If you are bearish and believe FSLR may have an earnings shortfall tonight, instead of selling the collar and initiating a long play, you can buy the collar. This will create short exposure in FSLR.

This is not a specific trade recommendation, but a trade analysis.

The downside play:

Buy a collar. A long collar consists of buying a downside put and selling an upside call.

The trade is:

  • Short March 3 2012 weekly 40 call
  • Long March 3 2012 weekly 33 put

Net credit: $.11

Risk: You will be assigned FSLR @ $40. In other words, you will be short the stock at $40 if FSLR trades above $40. An 8.8% upward move in FSLR in the next three days until the March 2nd expiration.

Stay tuned.

Notes: Prices quoted where the prices at time of submission and do not reflect current market prices.


We are not liable for any trading decisions made by any reader. No advice is given or implied. The information offered in this article is for demonstration purposes only and should not to be either construed as an offer or considered to be a recommendation to buy or sell any options.

Your use of this information is entirely at your own risk. It is your sole responsibility to evaluate the accuracy, completeness and usefulness of the information. You must assess the risk of any trade with a professional broker, or financial planner, and make your own independent decisions regarding any trades mentioned herein.
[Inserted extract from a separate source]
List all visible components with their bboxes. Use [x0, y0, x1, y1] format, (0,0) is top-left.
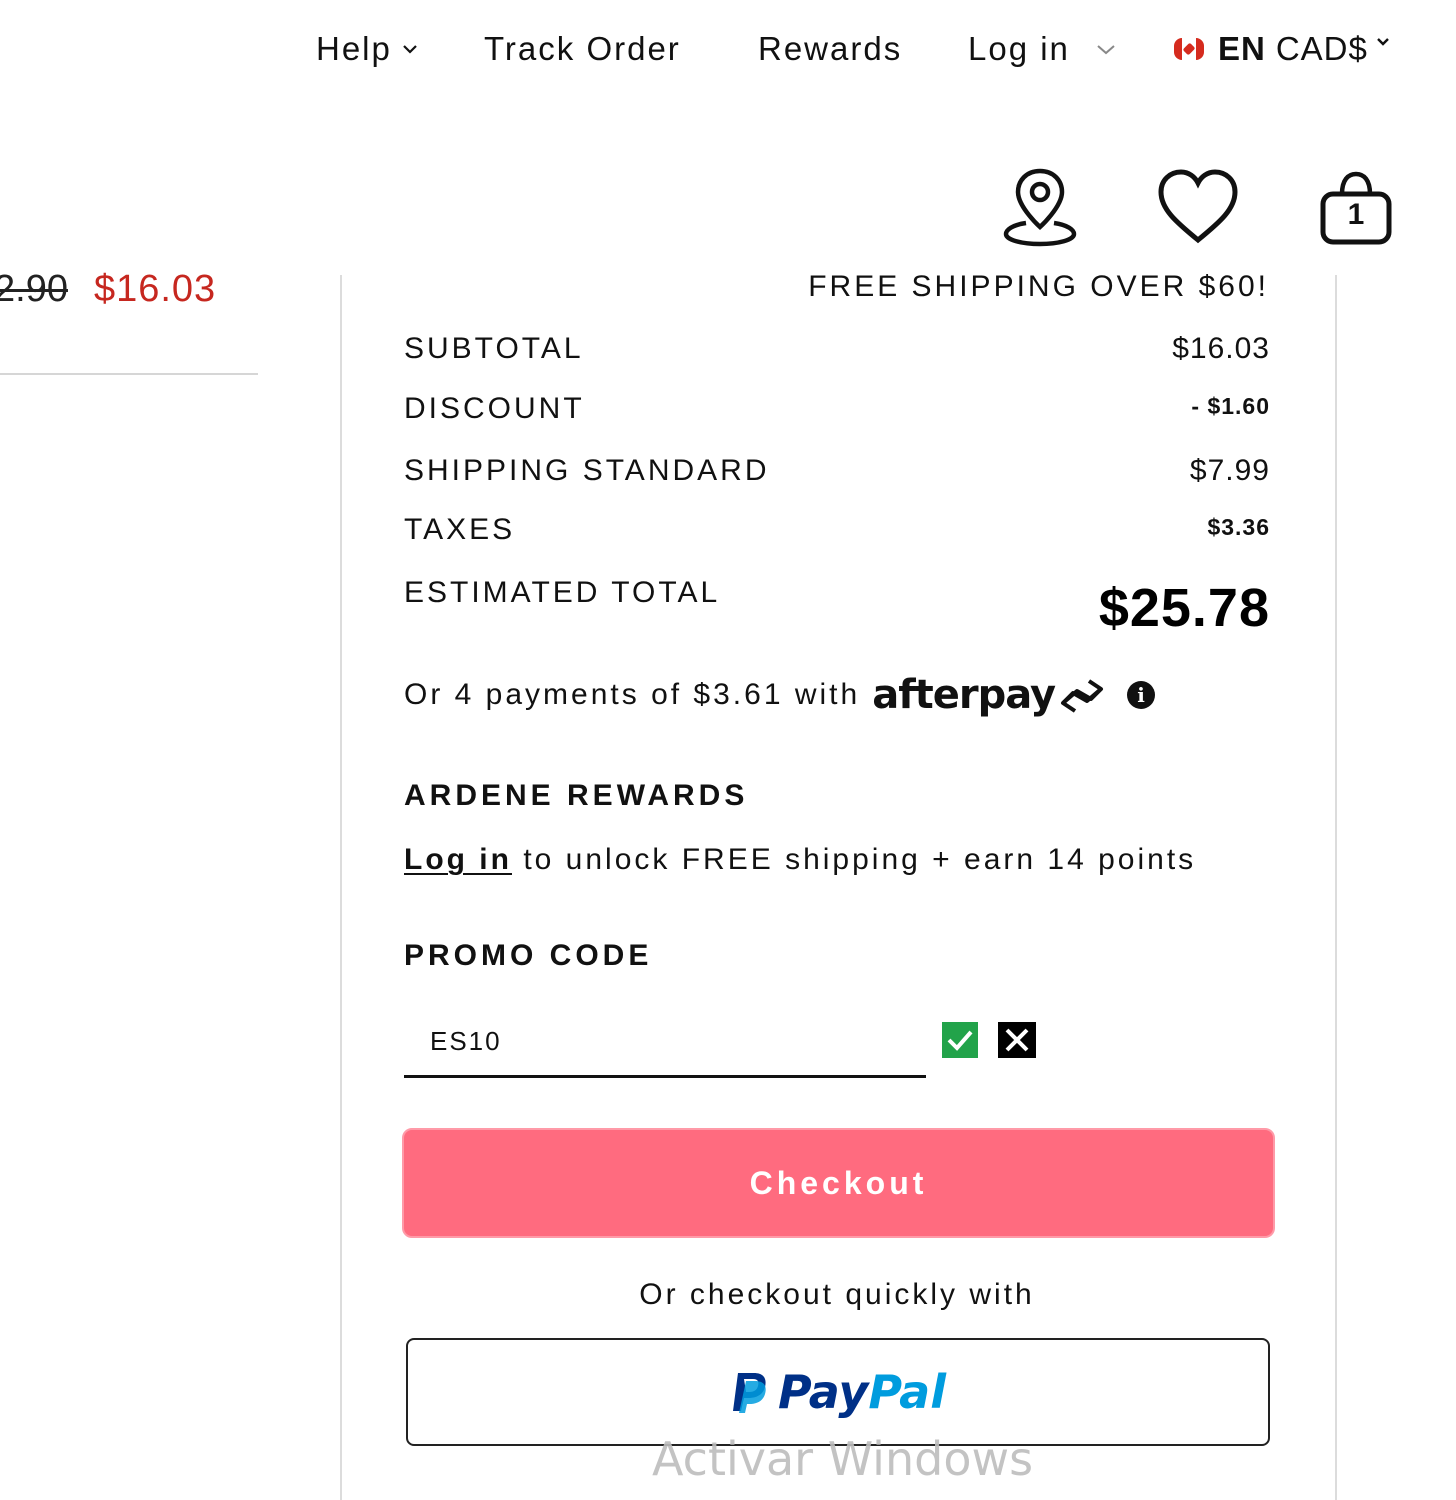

This is not a solicitation to buy or sell any options, or to purchase or sell any credit spreads. Trading options only carries a high degree of risk, is not suitable for all traders/investors, and you may lose all of your premium money invested in the options. If you have never traded options before, we strongly recommend that you read a little background information made available by the government. Only you can determine what level of risk is appropriate for you. Also, prior to buying or selling an option, a person must receive a copy of Characteristics and Risks of Standardized Options.

Disclosure: I have no positions in any stocks mentioned, and no plans to initiate any positions within the next 72 hours.

Disclaimer: Past performances do not guarantee future results. Please consult with your own independent tax, business and financial advisors with respect to any trade. We will not be responsible for the consequences of anyone acting on this purely demonstration material.